If you do not have jruby, I would strongly suggest using the Netbeans "all" pack.

On my system, I have:

> which jruby
/opt/netbeans-6.1/ruby2/jruby-1.1/bin/jruby

After that is all setup, you can run a very simple testcase. (I will eventually add something more complex; but, didn't want to slog the sourceforge downloads w/ huge designs, like the free Sparc one... and the opencores.org ones may not be so easily redistributed... and didn't want any legal hassles at such a young age).

So, the simple one:

# I untar-d the download under /tmp/v2k, in this example
> cd /tmp; mkdir v2k; cd v2k
> download v2kparse-0.2.tar.gz; tar zxf v2kparse-0.2.tar.gz
> bin/analyze

Usage: analyze.rb topModule vlogOpts+

where vlogOpts is one of
file.v
-f args.f
-v library.v
-y library_directory
+incdir+dir1(+dirn)*
+define+d(=v)?(+dn(=vn)?)*

> cd data
# run the simple testcase
> ../bin/analyze m1 -f tc2.f
DBG1: after proc_args: +define+SYNTHESIS +incdir+tc2 -y tc2 tc2/m1.v
Info: Pass 1: -I tc2 -D SYNTHESIS tc2/m1.v.
Info : tc2/m1.v:1: include file "/tmp/v2k/data/tc2/defs.vh". (INCL-1)
Info: Unresolved: m2.
Info: Pass 2: /tmp/v2k/data/tc2/m2.v.
Info: Unresolved: m3.
Info: Pass 3: /tmp/v2k/data/tc2/m3.v.
Info: Link status: true.

In this (simple) testcase, the tc2.f is:

+define+SYNTHESIS
+incdir+tc2
-y tc2
tc2/m1.v

So, as the analyze runs, the analyze.rb script is iterating:
  1. starting with the fully specific file: tc2/m1.v
  2. running the (java-based) parser
  3. querying the parse tree (created by parser) for defined modules and their references
  4. (analyze.rb) keeps track of defined, linked and unresolved references
  5. uses the unresolved references and the -y +libext+ specs to find matching files
  6. repeatedly calls the parser (with the newly found files) and queries the incrementally (modified) parse tree
  7. goto 3 and repeat until fully linked, or nothing else to do
I've left some debug messages in the code; and, the final message indicates whether the link was successful.
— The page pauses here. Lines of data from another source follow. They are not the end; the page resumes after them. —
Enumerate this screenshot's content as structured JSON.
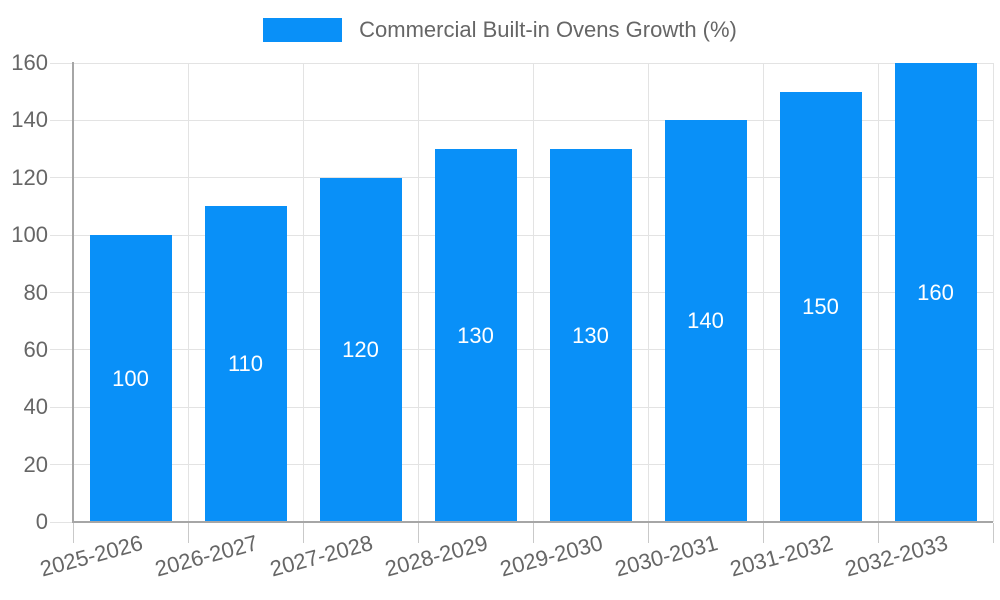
{
  "legend": {
    "series_label": "Commercial Built-in Ovens Growth (%)",
    "position": "top"
  },
  "colors": {
    "bar": "#0990f8",
    "legend_text": "#666666",
    "axis_text": "#666666",
    "value_label": "#ffffff",
    "grid_line": "#e3e3e3",
    "tick_line": "#c9c9c9",
    "axis_line": "#a6a6a6",
    "background": "#ffffff"
  },
  "chart_data": {
    "type": "bar",
    "title": "",
    "xlabel": "",
    "ylabel": "",
    "categories": [
      "2025-2026",
      "2026-2027",
      "2027-2028",
      "2028-2029",
      "2029-2030",
      "2030-2031",
      "2031-2032",
      "2032-2033"
    ],
    "series": [
      {
        "name": "Commercial Built-in Ovens Growth (%)",
        "values": [
          100,
          110,
          120,
          130,
          130,
          140,
          150,
          160
        ]
      }
    ],
    "ylim": [
      0,
      160
    ],
    "yticks": [
      0,
      20,
      40,
      60,
      80,
      100,
      120,
      140,
      160
    ],
    "grid": "on",
    "legend_position": "top",
    "value_labels": "inside-middle",
    "x_tick_rotation_deg": -15
  }
}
DISCLAIMER: this is a quick link, in the sense that an elaborate is not done: there are no port/pin checks, etc. Just a simple check that a referenced module is defined, or is defined to be a leaf cell.
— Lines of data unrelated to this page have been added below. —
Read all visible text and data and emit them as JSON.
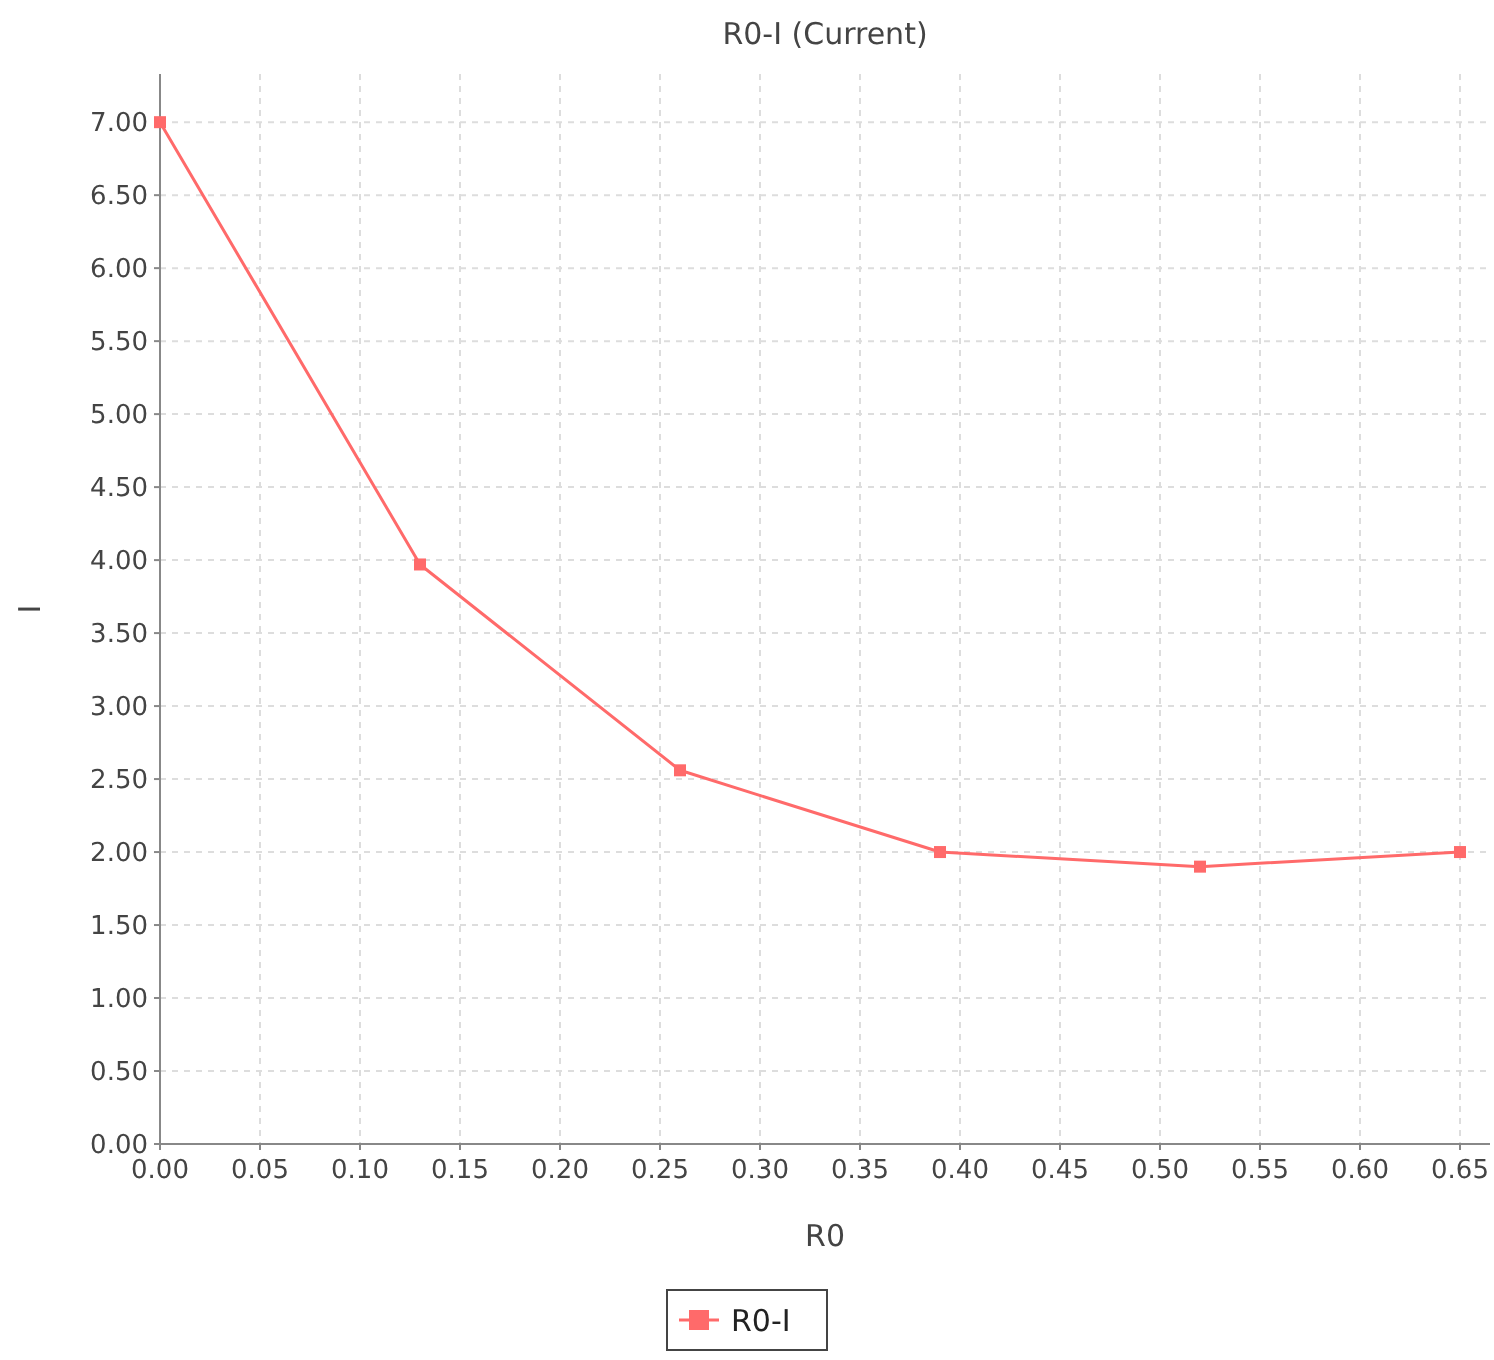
{
  "chart_data": {
    "type": "line",
    "title": "R0-I (Current)",
    "xlabel": "R0",
    "ylabel": "I",
    "x": [
      0,
      0.13,
      0.26,
      0.39,
      0.52,
      0.65
    ],
    "series": [
      {
        "name": "R0-I",
        "color": "#ff6a6a",
        "values": [
          7.0,
          3.97,
          2.56,
          2.0,
          1.9,
          2.0
        ]
      }
    ],
    "xlim": [
      0,
      0.665
    ],
    "xticks": [
      {
        "value": 0,
        "label": "0.00"
      },
      {
        "value": 0.05,
        "label": "0.05"
      },
      {
        "value": 0.1,
        "label": "0.10"
      },
      {
        "value": 0.15,
        "label": "0.15"
      },
      {
        "value": 0.2,
        "label": "0.20"
      },
      {
        "value": 0.25,
        "label": "0.25"
      },
      {
        "value": 0.3,
        "label": "0.30"
      },
      {
        "value": 0.35,
        "label": "0.35"
      },
      {
        "value": 0.4,
        "label": "0.40"
      },
      {
        "value": 0.45,
        "label": "0.45"
      },
      {
        "value": 0.5,
        "label": "0.50"
      },
      {
        "value": 0.55,
        "label": "0.55"
      },
      {
        "value": 0.6,
        "label": "0.60"
      },
      {
        "value": 0.65,
        "label": "0.65"
      }
    ],
    "ylim": [
      0,
      7.33
    ],
    "yticks": [
      {
        "value": 0,
        "label": "0.00"
      },
      {
        "value": 0.5,
        "label": "0.50"
      },
      {
        "value": 1,
        "label": "1.00"
      },
      {
        "value": 1.5,
        "label": "1.50"
      },
      {
        "value": 2,
        "label": "2.00"
      },
      {
        "value": 2.5,
        "label": "2.50"
      },
      {
        "value": 3,
        "label": "3.00"
      },
      {
        "value": 3.5,
        "label": "3.50"
      },
      {
        "value": 4,
        "label": "4.00"
      },
      {
        "value": 4.5,
        "label": "4.50"
      },
      {
        "value": 5,
        "label": "5.00"
      },
      {
        "value": 5.5,
        "label": "5.50"
      },
      {
        "value": 6,
        "label": "6.00"
      },
      {
        "value": 6.5,
        "label": "6.50"
      },
      {
        "value": 7,
        "label": "7.00"
      }
    ],
    "grid": true,
    "legend": "bottom",
    "marker": "square",
    "line_style": "solid"
  }
}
If you want to play around with your own designs, you will likely have instanced memories, standard cells, macros, etc. which you normally would not specify in a .f file, explicitly. These normally are added via a library.f for simulation; and, would use .lib/.db files for typical implementation tasks, like synthesis.
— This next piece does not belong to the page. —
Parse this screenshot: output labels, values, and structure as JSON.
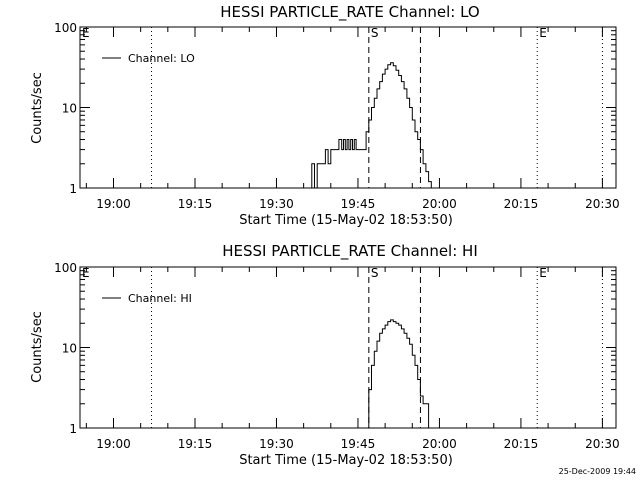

So, there needs to be a convenient way to specify what modules names should be considered leafs. If you look in the ruby/srcs/analyze.rb file (at the bottom), you will see:

210 #TODO: Redefine the is_leaf method to describe module names
211 # which are not defined in any (user created) verilog contexts.
212 # There are typically leaf/library cells.
213 #
...

That describes how to specify leafs for your specific needs.

Have fun with this release, and I'll be back with more soon!